Lassaad Ben Ahmed
28 Novembre 2018•Mise à jour: 29 Novembre 2018
AA / Tunis
Les pays du G5 Sahel ont identifié 40 projets de développement à un coût estimatif de 2 milliards d’euros, a fait savoir Maman Sambo Sidikou, secrétaire permanent de la force.
Sidikou s’exprimait dans une interview diffusée mardi sur le site du secrétariat permanent du G5 Sahel.
Le financement de ces projets sera examiné à l’occasion de la conférence internationale des bailleurs et des partenaires qui aura lieu le 6 décembre à Nouakchott en Mauritanie.
« Une conférence internationale de coordination des bailleurs et des partenaires est programmée le 6 décembre prochain, à Nouakchott, dans la capitale mauritanienne, en vue de mobiliser les ressources nécessaires à ce financement », a indiqué Sidikou.
Selon le secrétaire permanent du G5 Sahel, «les chefs d’Etat ont pensé qu’il fallait que nous avancions un peu plus sur la dimension développement», considérée comme composante complémentaire à l’intervention militaire contre le terrorisme et le crime organisé dans la région.
La sécurité et le développement constituent « les deux pilier de notre stratégie » a affirmé le secrétaire permanent du G5 Sahel.
Les 40 projets mentionnés ont été adoptés dans le cadre d’un programme d’investissement prioritaire (PIP), «touchant directement les conditions de vie des population de la zone sahélienne».

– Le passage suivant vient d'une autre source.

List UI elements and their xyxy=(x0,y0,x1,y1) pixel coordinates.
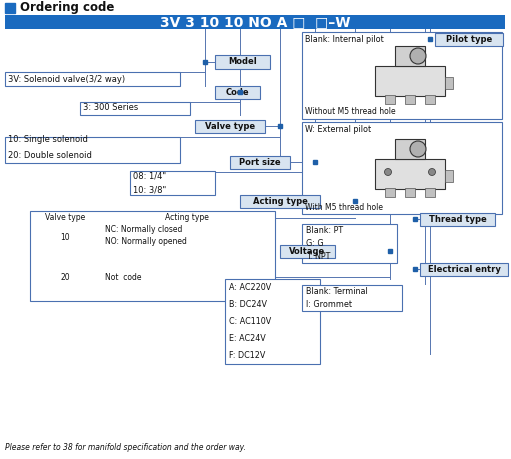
Text: 08: 1/4": 08: 1/4" xyxy=(133,172,166,180)
Text: Valve type: Valve type xyxy=(45,213,85,223)
Text: Please refer to 38 for manifold specification and the order way.: Please refer to 38 for manifold specific… xyxy=(5,442,246,452)
Circle shape xyxy=(410,48,426,64)
Bar xyxy=(5,3,15,13)
Bar xyxy=(80,102,190,115)
Bar xyxy=(385,95,395,104)
Bar xyxy=(280,245,335,258)
Text: Ordering code: Ordering code xyxy=(20,1,114,15)
Bar xyxy=(395,139,425,159)
Bar xyxy=(302,285,402,311)
Text: 20: Double solenoid: 20: Double solenoid xyxy=(8,151,92,161)
Bar xyxy=(445,170,453,182)
Text: C: AC110V: C: AC110V xyxy=(229,317,271,326)
Text: Port size: Port size xyxy=(239,158,281,167)
Text: 3: 300 Series: 3: 300 Series xyxy=(83,103,138,112)
Text: E: AC24V: E: AC24V xyxy=(229,334,266,343)
Bar xyxy=(375,159,445,189)
Text: Blank: Terminal: Blank: Terminal xyxy=(306,287,368,296)
Text: With M5 thread hole: With M5 thread hole xyxy=(305,202,383,212)
Bar xyxy=(395,46,425,66)
Bar xyxy=(425,188,435,197)
Text: Not  code: Not code xyxy=(105,274,142,282)
Bar xyxy=(375,66,445,96)
Text: Voltage: Voltage xyxy=(289,247,326,256)
Bar xyxy=(425,95,435,104)
Circle shape xyxy=(410,141,426,157)
Bar xyxy=(302,122,502,214)
Text: Acting type: Acting type xyxy=(252,197,308,206)
Circle shape xyxy=(384,168,391,175)
Text: NO: Normally opened: NO: Normally opened xyxy=(105,236,187,246)
Text: 10: Single solenoid: 10: Single solenoid xyxy=(8,134,88,144)
Bar xyxy=(195,120,265,133)
Text: 10: 10 xyxy=(60,233,70,241)
Circle shape xyxy=(429,168,435,175)
Text: G: G: G: G xyxy=(306,239,323,248)
Text: Pilot type: Pilot type xyxy=(446,35,492,44)
Text: Without M5 thread hole: Without M5 thread hole xyxy=(305,106,396,116)
Text: T: NPT: T: NPT xyxy=(306,252,331,261)
Bar xyxy=(302,32,502,119)
Text: Model: Model xyxy=(228,57,257,67)
Bar xyxy=(5,137,180,163)
Text: Valve type: Valve type xyxy=(205,122,255,131)
Bar xyxy=(5,72,180,86)
Bar xyxy=(130,171,215,195)
Text: I: Grommet: I: Grommet xyxy=(306,300,352,309)
Bar xyxy=(385,188,395,197)
Text: 3V: Solenoid valve(3/2 way): 3V: Solenoid valve(3/2 way) xyxy=(8,74,125,84)
Text: W: External pilot: W: External pilot xyxy=(305,124,371,134)
Bar xyxy=(445,77,453,89)
Text: F: DC12V: F: DC12V xyxy=(229,351,265,360)
Text: Electrical entry: Electrical entry xyxy=(428,265,500,274)
Bar xyxy=(420,263,508,276)
Text: Thread type: Thread type xyxy=(429,215,486,224)
Bar xyxy=(420,213,495,226)
Bar xyxy=(405,188,415,197)
Bar xyxy=(30,211,275,301)
Text: 20: 20 xyxy=(60,274,70,282)
Text: 10: 3/8": 10: 3/8" xyxy=(133,185,166,195)
Bar xyxy=(240,195,320,208)
Bar xyxy=(302,224,397,263)
Text: B: DC24V: B: DC24V xyxy=(229,300,267,309)
Text: 3V 3 10 10 NO A □  □–W: 3V 3 10 10 NO A □ □–W xyxy=(160,15,350,29)
Bar xyxy=(215,55,270,69)
Bar xyxy=(405,95,415,104)
Text: NC: Normally closed: NC: Normally closed xyxy=(105,224,182,234)
Text: Blank: PT: Blank: PT xyxy=(306,226,343,235)
Text: A: AC220V: A: AC220V xyxy=(229,283,271,292)
Text: Code: Code xyxy=(226,88,249,97)
Bar xyxy=(230,156,290,169)
Bar xyxy=(215,86,260,99)
Bar xyxy=(225,279,320,364)
Bar xyxy=(435,33,503,46)
Text: Blank: Internal pilot: Blank: Internal pilot xyxy=(305,34,384,44)
Text: Acting type: Acting type xyxy=(165,213,209,223)
Bar xyxy=(5,15,505,29)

Il s’agit notamment de l’hydraulique, de la santé, de l’éducation, de la protection civile, de la sécurité alimentaire et de l’infrastructure.
L’un des projets phares dans ce package consiste à construire une ligne ferroviaire reliant Nouakchott à N’Djamena, passant par Bamako, Ouagadougou et Niamey.
Pour rappel, la force du G5Sahel a été créée en février 2014 par 5 pays du Sahel africain, à savoir, le Burkina Faso, le Mali, la Mauritanie et le Tchad, en vue de lutter contre le terrorisme et le crime organisé dans la région.
Cette force, constituée de 5000 soldats, est appuyée notamment par la France et l’UE. Participent à son financement aussi, les Etats Unis, l’Arabie Saoudite et les Emirats arabes unis.
En février 2018, à l’occasion d’un sommet regroupant une vingtaine de pays à Bruxelles, la force est parvenue à obtenir des engagements de l’ordre de 414 millions d’euros.